When football season arrives, there seems to be a different type of energy floating around in the air. Saturdays and Sundays are filled with large quantities of beer and food; not to mention, Football 101 Series every second Saturday of the month. After that, there will be a lot of sitting in front of the TV most of the day using the information just learned about. Your waistline won’t be affected if you skip a workout or indulge every now and then. However, for 22 plus weeks indulging in football style food (chips, dip, pizza, wings…you know fattening food) could lead to weight gain. Sorry, its just part of the process when you love the game.
But, instead of sabotaging your healthy routine, why not do something about it. Make healthier options and incorporate exercises throughout the day. Give these 4 ideas a try next time you find yourself glued to the couch watching football.
1. Veggies Galore
We all like to munch on crunchy snacks while watching football. (Maybe it’s just me, but it helps ease my nerves when my team is cutting it close). However, chips and dip is not the best option, especially when the whole bag can be devoured in the span of a few hours. Why not swap the chips for nutritious veggies? Put all sorts of bright colors on the table. Its eye catching and full of flavor to lay out carrots, bell peppers, sugar snap peas, cherry tomatoes or broccoli. If you want to use a dip make sure it’s reduced-fat.
2. Grill Master
Swap the Buffalo wings for lean chicken breast. Chicken breast (without skin) is a great source of protein and a better option than fatty, breaded wings. To get your Buffalo wing fix, grab your favorite hot sauce and drizzle it on the chicken as it grills on the BBQ. Mmmmmm…

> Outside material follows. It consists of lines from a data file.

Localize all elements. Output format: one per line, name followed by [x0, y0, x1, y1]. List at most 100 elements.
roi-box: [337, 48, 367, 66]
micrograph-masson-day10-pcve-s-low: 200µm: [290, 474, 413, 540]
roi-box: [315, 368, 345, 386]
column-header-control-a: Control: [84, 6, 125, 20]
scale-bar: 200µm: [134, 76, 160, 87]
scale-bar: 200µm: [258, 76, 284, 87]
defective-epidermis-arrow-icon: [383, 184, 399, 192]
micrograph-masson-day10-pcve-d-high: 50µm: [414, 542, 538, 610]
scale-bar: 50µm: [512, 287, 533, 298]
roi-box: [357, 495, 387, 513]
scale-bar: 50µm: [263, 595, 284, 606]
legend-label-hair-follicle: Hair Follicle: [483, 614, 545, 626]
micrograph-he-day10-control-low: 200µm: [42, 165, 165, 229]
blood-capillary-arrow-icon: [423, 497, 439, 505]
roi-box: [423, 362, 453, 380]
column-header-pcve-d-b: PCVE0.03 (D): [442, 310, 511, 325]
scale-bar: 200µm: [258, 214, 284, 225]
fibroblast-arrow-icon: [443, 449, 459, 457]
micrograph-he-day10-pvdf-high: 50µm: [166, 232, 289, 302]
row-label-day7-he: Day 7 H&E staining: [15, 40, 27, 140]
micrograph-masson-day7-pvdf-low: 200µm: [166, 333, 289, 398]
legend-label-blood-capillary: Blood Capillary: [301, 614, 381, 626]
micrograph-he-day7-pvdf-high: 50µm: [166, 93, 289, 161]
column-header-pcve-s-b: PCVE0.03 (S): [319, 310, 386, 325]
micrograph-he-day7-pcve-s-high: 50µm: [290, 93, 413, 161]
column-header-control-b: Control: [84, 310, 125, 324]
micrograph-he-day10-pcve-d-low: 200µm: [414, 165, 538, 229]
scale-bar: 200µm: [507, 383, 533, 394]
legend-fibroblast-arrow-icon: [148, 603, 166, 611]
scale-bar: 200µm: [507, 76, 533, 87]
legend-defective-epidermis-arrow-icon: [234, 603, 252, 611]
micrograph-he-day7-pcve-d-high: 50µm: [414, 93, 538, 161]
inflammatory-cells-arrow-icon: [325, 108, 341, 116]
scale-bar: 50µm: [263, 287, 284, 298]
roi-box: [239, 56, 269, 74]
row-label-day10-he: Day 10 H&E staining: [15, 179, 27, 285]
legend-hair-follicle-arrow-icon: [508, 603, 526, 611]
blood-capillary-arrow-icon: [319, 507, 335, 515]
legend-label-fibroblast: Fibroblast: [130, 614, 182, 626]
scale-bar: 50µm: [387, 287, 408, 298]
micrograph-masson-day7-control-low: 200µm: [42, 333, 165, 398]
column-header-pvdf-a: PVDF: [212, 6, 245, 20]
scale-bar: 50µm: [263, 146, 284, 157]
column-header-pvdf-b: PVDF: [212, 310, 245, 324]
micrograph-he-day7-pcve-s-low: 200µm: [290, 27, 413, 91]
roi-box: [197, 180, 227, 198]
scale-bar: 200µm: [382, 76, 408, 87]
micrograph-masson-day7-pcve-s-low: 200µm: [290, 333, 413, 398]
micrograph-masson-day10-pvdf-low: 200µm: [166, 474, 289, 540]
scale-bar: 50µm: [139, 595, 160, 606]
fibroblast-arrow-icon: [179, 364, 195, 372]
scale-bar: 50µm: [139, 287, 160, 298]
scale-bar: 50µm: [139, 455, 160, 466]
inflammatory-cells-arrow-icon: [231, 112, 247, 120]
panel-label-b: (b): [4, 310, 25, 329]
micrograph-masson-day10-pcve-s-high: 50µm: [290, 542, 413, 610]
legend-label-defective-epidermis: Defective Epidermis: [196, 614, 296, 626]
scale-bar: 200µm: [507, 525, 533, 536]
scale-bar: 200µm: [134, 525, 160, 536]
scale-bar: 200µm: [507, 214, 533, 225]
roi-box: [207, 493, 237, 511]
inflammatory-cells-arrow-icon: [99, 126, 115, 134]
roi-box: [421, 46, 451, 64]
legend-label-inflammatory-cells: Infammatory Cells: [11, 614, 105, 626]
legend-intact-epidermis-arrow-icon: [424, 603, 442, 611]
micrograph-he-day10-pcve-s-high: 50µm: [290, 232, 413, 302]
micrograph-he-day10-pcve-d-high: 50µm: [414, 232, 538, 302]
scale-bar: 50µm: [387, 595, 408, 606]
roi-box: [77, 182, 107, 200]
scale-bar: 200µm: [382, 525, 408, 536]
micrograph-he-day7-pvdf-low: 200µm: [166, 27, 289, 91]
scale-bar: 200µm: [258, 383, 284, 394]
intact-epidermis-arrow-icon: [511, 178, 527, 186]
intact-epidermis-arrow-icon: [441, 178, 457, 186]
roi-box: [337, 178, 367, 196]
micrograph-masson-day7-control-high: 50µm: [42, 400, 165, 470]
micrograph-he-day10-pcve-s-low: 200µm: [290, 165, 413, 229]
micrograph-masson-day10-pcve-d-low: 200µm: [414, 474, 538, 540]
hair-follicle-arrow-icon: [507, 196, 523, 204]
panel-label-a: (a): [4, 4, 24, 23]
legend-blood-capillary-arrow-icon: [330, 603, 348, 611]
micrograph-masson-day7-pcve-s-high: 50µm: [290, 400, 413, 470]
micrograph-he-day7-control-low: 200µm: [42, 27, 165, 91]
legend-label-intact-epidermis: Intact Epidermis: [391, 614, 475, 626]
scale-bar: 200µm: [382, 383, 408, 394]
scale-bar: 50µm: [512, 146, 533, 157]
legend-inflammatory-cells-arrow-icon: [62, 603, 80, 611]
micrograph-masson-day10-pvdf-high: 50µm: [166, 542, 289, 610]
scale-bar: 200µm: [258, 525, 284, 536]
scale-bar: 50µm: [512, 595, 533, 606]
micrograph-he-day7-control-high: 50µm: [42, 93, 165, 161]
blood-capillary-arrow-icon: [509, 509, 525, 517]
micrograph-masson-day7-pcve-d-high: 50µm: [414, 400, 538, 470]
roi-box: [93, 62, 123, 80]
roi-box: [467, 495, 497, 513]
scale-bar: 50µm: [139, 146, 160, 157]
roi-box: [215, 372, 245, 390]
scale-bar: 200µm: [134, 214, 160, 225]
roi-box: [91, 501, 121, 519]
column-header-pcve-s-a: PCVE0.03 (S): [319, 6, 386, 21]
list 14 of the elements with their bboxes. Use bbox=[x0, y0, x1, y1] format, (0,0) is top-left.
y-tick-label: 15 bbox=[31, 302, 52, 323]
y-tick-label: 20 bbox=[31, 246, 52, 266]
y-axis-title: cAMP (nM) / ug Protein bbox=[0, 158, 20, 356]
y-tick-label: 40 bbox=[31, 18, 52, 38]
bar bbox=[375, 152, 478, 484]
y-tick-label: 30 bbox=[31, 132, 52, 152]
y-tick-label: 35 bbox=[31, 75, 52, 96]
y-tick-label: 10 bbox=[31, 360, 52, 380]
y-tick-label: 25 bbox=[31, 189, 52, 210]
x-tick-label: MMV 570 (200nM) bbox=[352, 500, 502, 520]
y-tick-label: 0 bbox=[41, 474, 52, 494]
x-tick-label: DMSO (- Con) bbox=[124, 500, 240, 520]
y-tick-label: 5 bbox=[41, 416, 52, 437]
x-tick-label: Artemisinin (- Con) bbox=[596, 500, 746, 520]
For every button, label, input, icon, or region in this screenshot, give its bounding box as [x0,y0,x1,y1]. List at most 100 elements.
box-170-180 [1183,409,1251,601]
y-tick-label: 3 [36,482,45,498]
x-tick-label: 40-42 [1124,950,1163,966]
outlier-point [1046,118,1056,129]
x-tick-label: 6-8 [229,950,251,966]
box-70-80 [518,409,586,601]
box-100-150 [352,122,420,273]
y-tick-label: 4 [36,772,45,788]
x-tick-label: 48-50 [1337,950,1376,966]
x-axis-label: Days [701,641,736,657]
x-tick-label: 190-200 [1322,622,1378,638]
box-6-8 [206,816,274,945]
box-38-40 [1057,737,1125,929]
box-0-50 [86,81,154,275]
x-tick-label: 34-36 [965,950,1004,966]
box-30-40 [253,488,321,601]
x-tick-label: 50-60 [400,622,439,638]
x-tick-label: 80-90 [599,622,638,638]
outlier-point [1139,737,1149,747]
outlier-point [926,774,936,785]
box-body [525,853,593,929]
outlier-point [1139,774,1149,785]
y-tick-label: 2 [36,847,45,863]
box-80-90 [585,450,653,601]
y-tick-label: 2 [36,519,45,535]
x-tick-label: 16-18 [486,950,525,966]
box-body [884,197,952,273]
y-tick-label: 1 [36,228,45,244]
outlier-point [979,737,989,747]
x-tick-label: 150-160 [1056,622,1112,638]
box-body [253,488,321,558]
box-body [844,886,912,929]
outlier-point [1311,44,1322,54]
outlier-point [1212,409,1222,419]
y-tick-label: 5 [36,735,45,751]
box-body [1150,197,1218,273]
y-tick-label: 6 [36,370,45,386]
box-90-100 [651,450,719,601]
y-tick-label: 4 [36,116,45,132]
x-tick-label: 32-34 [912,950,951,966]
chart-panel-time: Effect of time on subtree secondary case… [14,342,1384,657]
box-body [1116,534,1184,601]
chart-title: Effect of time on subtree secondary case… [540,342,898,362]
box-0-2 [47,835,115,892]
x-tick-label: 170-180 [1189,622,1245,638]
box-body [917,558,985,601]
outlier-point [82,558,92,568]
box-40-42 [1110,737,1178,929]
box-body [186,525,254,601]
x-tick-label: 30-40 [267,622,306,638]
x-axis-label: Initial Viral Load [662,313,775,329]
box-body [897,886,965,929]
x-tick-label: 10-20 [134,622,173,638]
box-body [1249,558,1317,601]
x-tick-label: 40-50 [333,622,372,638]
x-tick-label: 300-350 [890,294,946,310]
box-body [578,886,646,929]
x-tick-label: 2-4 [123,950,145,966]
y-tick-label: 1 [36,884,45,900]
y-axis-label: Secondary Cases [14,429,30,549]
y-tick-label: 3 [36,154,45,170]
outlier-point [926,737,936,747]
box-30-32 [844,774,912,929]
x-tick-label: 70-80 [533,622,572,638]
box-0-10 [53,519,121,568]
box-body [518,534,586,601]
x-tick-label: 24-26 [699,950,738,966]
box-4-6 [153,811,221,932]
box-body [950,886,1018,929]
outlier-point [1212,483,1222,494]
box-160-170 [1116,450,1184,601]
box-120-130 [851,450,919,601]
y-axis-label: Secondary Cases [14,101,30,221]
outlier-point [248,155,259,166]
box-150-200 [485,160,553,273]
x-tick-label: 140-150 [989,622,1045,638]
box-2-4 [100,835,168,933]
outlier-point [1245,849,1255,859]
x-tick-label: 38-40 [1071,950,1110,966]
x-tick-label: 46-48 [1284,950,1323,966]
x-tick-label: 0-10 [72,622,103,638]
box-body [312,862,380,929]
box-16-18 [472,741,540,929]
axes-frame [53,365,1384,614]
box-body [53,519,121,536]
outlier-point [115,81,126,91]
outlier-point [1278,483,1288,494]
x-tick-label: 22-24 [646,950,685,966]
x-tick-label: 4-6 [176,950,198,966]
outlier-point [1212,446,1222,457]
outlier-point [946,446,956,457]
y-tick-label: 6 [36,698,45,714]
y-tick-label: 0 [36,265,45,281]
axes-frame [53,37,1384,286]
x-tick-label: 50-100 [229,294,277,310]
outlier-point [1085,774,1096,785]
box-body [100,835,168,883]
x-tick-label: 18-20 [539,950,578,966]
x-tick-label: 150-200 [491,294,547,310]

Beer and football seems to be the trendy thing. However, for every beer you drink have a glass of water. Try to limit your beer intake as beer packs on your calorie intake. Have water with fruit (especially the color of your favorite team) slices in a pitcher. It’s easy to make and it’s full of flavor.
4. Get Moving
During every commercial break try one of these four moves. These exercises will help balance out the food you eat during the games with a good anaerobic workout.
Commercial Break 1) Wind Sprints
Just stand in place and sprint as fast as you can for the first commercial. Then rest for the next commercial. Begin sprinting at the start of the third commercial. Repeat until commercial break is over. Challenge yourself, every five seconds touch the ground with either your right hand, left hand or both. (This gets really fun when competing with others).
Commercial Break 2) Squats
In a standing position, squat down until your thighs are parallel with the ground and then straighten. Make sure your arms are straight out. This is precisely what you do. Hold for three seconds and repeat. Do this for 1 commercial, and then rest for a commercial.
Commercial Break 3) Push-Ups
Lay down and make sure your arms are a little wider than shoulder width apart. Make you’re your hands are aligned with your chest. Legs are straight out, core and gluteus are tight. Lower your body, hold for two seconds and push up. (Option: Drop to your knees if a traditional push-up is a bit challenging). Start with 10, eventually you will be able to do more. Keep pushing yourself.
Commercial Break 4) Planks
In a plank position—elbows on the ground, legs out, feet touch, squeeze your gluteus and core. Hold for 1 commercial, and then rest for a commercial. If you want to do a competition, see who can hold it the longest.
By this point, it’s time to repeat these moves and start over at commercial break 1. Do this for the entire game.
By utilizing these 4 tips, you can win the football season 14. That’s 14 ponds lost, not gained and continue to enjoy your healthy lifestyle.